Other studies have reported isolated jejunal loop interposition between the biliary tract and the duodenum as a method of biliary reconstruction whether experimentally [18] or clinically [19, 20]. They found that short jejunal loop is associated with higher rate of cholangitis caused by refluxed duodenal contents into the biliary channels but endoscopic biliary access is feasible. On the other hand, long jejunal loop more than 40 cm is associated with less cholangitis but proved very difficult for endoscopic biliary access. The issue of reflux cholangitis with pedicled gastric tube biliary reconstruction awaits further assessment experimentally and clinically. However, the small diameter of the fashioned gastric tube could, theoretically, interfere with reflux of the duodenal contents into the bile duct. On the other hand, endoscopic biliary access was proved feasible with this technique as shown in the clinical case presentation. Furthermore, the length of the gastric tube could be adjusted to exactly bridge the biliary defect; a point that might be of help to the biliary endoscopic techniques whether diagnostic or therapeutic.

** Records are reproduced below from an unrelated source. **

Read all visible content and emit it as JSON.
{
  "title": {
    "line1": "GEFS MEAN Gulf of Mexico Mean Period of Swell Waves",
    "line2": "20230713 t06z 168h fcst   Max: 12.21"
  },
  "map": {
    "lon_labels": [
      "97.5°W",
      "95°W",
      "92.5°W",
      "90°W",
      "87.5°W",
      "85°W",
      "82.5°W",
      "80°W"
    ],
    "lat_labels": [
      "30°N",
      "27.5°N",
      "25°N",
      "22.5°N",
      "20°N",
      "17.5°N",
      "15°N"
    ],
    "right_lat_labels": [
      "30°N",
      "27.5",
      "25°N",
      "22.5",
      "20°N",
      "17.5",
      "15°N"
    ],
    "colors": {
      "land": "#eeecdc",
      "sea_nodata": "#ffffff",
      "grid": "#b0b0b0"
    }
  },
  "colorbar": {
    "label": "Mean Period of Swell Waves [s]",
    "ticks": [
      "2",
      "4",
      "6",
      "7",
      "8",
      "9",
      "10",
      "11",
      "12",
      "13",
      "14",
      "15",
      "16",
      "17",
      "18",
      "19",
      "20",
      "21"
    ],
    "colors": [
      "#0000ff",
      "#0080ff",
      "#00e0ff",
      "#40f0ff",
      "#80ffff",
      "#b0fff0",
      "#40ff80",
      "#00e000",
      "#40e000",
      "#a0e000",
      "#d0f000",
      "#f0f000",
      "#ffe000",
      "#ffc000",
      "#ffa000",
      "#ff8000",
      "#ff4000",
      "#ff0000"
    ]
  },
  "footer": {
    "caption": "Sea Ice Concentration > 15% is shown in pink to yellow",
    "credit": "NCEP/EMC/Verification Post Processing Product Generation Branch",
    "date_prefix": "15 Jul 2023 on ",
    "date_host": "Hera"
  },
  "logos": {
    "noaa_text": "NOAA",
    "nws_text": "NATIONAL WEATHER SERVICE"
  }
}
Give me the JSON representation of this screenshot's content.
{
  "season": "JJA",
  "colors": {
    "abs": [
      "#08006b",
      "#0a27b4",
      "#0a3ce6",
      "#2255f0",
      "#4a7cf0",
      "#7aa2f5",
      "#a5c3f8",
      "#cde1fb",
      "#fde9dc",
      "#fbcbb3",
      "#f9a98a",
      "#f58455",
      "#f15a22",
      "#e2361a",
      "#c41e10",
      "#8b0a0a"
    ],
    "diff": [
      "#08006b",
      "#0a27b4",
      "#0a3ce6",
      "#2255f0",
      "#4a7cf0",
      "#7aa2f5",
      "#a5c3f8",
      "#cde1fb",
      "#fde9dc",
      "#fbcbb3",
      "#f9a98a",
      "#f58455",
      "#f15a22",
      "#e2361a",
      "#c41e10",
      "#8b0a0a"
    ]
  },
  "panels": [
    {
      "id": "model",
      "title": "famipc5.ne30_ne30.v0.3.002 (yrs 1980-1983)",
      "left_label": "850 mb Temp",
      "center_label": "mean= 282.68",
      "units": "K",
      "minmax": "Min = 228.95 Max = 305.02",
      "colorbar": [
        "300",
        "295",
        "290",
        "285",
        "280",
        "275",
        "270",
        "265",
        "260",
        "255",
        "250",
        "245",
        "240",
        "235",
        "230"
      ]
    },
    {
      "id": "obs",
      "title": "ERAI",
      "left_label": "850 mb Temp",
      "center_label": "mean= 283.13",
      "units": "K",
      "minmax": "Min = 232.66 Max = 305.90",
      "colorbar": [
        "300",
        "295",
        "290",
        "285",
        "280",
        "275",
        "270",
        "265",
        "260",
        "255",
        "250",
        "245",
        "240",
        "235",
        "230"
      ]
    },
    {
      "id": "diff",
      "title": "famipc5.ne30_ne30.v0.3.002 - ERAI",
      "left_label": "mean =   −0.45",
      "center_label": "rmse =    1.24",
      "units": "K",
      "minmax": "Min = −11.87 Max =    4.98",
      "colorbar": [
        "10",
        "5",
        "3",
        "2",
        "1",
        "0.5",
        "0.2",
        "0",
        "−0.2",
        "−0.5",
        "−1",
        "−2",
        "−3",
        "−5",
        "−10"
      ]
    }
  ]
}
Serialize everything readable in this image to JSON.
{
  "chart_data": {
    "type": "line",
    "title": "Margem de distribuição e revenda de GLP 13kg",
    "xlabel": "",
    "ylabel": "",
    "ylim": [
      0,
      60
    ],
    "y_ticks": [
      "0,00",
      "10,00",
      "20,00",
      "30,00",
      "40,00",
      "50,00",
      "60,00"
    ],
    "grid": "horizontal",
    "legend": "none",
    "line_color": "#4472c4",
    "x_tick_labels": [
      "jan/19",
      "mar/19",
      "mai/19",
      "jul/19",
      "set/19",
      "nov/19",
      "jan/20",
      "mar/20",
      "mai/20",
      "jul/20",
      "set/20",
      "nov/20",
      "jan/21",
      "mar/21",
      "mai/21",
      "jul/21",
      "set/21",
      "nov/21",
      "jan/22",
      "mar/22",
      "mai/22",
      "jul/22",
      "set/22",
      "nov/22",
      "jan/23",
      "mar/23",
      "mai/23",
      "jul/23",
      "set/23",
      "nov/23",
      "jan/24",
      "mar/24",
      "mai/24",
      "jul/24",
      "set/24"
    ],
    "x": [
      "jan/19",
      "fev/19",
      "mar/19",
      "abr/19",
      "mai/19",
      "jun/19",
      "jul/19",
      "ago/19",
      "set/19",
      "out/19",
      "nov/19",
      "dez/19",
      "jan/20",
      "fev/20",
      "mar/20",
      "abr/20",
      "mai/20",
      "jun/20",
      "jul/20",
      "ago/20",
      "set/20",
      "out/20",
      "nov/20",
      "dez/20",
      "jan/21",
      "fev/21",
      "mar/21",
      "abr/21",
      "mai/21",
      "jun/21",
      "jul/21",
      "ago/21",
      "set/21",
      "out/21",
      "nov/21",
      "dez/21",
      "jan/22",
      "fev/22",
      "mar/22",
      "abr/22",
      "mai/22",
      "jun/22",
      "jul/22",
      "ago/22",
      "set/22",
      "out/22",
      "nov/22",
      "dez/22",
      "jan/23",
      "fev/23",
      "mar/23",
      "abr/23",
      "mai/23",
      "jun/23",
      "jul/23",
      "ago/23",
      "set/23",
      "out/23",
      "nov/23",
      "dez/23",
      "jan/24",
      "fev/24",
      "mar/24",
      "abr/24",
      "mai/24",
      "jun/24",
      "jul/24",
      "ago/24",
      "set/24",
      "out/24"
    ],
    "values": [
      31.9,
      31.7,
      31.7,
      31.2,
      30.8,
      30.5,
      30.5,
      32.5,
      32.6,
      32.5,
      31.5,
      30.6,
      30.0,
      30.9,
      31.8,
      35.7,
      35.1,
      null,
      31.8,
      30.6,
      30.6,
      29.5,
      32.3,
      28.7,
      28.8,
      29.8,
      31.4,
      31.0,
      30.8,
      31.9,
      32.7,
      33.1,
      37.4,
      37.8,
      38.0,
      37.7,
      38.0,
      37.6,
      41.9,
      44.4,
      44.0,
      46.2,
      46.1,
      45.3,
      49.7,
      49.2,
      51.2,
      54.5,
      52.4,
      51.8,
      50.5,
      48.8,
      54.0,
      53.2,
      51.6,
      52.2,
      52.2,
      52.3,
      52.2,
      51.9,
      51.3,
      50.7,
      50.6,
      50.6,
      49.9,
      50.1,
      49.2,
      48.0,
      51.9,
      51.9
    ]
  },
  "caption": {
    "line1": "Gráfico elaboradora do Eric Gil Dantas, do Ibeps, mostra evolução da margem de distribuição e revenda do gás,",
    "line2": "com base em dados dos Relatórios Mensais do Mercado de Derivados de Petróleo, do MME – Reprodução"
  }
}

In the case of bilioenteric anastomosis, some authors are relating the relapsing cholangitis, caused by reflux of intestinal fluid into the biliary channels, to the increased possibility of cholangiocarcinoma in those patients [21]. In this context, further work needs to be done to explore the feasibility of using pedicled gastric tube as an interposed segment between the proximal and distal end of the CBD leaving the duodenal papilla intact to prevent recurrent ascending cholangitis with its complications. This was the reconstruction pattern used in the first clinical case reported in this study. However, the assessment of theoretical risk of malignant metaplasia of the gastric tube mucosa, due to chronic exposure to bile, needs prolonged follow up of large number of cases.

Conclusion

We conclude that, in mongrel dogs, reconstruction of the biliary tract using interposition of an isolated gastric tube with a vascularized pedicle between CBD and duodenum is feasible and produces satisfactory results regarding biliary complications, anastomotic circumference and histological evidence of healing. This technique is also feasible in human with potential success and possible follow up by standard ERCP. Additional studies are still needed to further evaluate this technique in the clinical setting.